Ma révérence, c’est l’histoire d’un pauvre type qui fait toujours les mauvais choix. Pas bien courageux, voire même carrément fainéant, il n’a pas l’intention de travailler pour se sortir d’une situation sociale des plus critiques. Pas de boulot, pas de logement et un ami vraiment pas soluble dans le politiquement correct.
Mais par contre, il a une bonne amie, là-bas en Afrique, qui lui a annoncé qu’il était papa et qu’il était temps qu’il prenne ses responsabilités. Ses quoi ? Ah oui ! Ça veut dire gagner de l’argent. Alors pour ça pas de problème, Vincent a un plan, équitable en plus : enlever un gosse, braquer un fourgon conduit par son père et partager l’argent entre les protagonistes du braquage, non consentants compris. Avec son pote Gaby, il a tout prévu, ça ne va pas faire un pli : « voler de l’argent sans blesser autrui pour faire le bien, c’est pas si mal que ça » et c’est possible…
Sauf que dès le départ, le lecteur de Ma Révérence s’en rend compte, Vincent est loin d’être un cerveau et le plan ne tient pas la route. L’ami en question, Gaby Rocket, a « toute la panoplie du débile profond dont on a lesté le crâne avec une pelletée de fumier ». Il n’y a bien que Vincent pour trouver des qualités à ce raciste bas du front, rien moins que fiable. Tout part donc en eau de boudin, au profit de personnages tous plus denses et humains les uns que les autres. Tous se dévoilent petit à petit, les failles et contradictions se dévoilent pour dessiner des individus riches d’attentes et de rêves.
La vie se charge de balayer tout ça, laissant des gens fragiles, parfois haineux, souvent tristes sur lesquels le lecteur se penche parce qu’au final, ils lui ressemblent.
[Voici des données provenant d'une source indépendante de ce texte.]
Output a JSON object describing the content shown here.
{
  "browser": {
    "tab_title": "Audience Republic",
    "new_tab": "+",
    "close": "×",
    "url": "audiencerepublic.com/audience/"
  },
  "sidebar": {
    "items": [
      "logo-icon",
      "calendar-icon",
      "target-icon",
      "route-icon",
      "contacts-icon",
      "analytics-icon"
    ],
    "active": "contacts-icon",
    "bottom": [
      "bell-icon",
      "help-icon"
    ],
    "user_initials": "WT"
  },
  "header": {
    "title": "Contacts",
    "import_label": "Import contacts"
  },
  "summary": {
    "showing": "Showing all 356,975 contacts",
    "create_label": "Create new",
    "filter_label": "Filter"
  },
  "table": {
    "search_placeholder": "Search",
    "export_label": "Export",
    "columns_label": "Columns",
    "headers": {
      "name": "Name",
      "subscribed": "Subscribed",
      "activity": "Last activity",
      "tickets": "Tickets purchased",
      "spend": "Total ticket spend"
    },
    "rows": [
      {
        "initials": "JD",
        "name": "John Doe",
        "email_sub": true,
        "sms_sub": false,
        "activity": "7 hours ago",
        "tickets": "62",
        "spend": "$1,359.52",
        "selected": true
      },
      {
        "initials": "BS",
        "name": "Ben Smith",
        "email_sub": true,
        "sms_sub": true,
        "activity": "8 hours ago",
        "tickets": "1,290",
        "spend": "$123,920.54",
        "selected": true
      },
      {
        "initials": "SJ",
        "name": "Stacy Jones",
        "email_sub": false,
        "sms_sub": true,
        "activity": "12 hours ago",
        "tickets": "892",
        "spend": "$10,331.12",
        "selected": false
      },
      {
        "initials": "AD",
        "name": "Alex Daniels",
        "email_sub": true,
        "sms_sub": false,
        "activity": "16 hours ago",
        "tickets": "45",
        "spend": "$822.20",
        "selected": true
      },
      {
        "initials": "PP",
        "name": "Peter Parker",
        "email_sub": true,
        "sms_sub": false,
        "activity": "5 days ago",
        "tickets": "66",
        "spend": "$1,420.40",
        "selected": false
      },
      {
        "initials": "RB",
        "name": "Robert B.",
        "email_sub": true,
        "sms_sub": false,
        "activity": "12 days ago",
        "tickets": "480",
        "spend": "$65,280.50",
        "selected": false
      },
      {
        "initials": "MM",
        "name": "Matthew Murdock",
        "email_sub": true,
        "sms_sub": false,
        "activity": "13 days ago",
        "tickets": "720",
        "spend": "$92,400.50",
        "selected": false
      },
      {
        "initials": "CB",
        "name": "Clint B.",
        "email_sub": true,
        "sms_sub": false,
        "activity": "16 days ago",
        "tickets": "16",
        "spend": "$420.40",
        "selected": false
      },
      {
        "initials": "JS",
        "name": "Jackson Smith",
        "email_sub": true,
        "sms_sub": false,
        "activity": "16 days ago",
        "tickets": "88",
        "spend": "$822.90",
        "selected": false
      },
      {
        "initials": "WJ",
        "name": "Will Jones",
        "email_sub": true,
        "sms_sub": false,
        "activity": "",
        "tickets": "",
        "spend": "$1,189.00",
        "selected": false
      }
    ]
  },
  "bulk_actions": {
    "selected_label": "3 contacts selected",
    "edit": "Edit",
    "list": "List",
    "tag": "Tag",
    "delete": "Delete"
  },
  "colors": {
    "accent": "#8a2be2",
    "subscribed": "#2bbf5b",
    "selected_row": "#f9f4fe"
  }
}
Le braquage, point de départ de l’histoire racontée par Vincent lui-même, devient un épisode propice à raconter d’autres vies, à croiser d’autres paumés. Le scénario, hasardeux au départ en raison de l’évidente impossibilité du plan, s’épaissit peu à peu, au gré des digressions de Vincent et des aléas du destin. Même si on n’en voudrait surtout pas comme petit ami, on l’aime Vincent parce que c’est un rêveur. Il est juste fainéant et bien trop tendre pour la société. Un type fragile, à dorloter.
Lupano signe avec Ma révérence un bel album rempli d’humanité et de tendresse. Les dialogues sonnent toujours juste et l’autodérision de Vincent fait sourire plus d’une fois : idéaliste mais pas aveugle. Rodguen, dont c’est le premier album, illustre avec générosité et humour une bande dessinée à la fois subtile et drôle, surtout émouvante.
Wilfrid Lupano sur Tête de lecture
Ma révérence
Lupano & Rodguen
Delcourt, 2013
ISBN : 978-2-7560-4153-7 – 126 pages – 17.95 €
Qu’est-ce que j’ai aimé cet album ! Comme tu dis, humour, autodérision et plein d’humanité… une recette qui me parle !
Plus je lis Lupano, plus je l’apprécie.
Je sens que ça devrait me plaire, rien qu’avec les citations.
(ton « vraiment pas soluble dans le politiquement correct », j’adore!)
Oh oui ça te plaira, sans problème.
Un paumé sympathique que tu donnes envie de découvrir.
Lupano arrive à le rendre sympathique, de même que son copain Gaby, ça n’était pas gagné…
Un de mes coups de coeur BD de cette année !
coup de coeur pour moi, j’ai adoré!
J’ai préféré Le singe…, je trouve sa porée symbolique plus forte, mais celle-là est très bien aussi.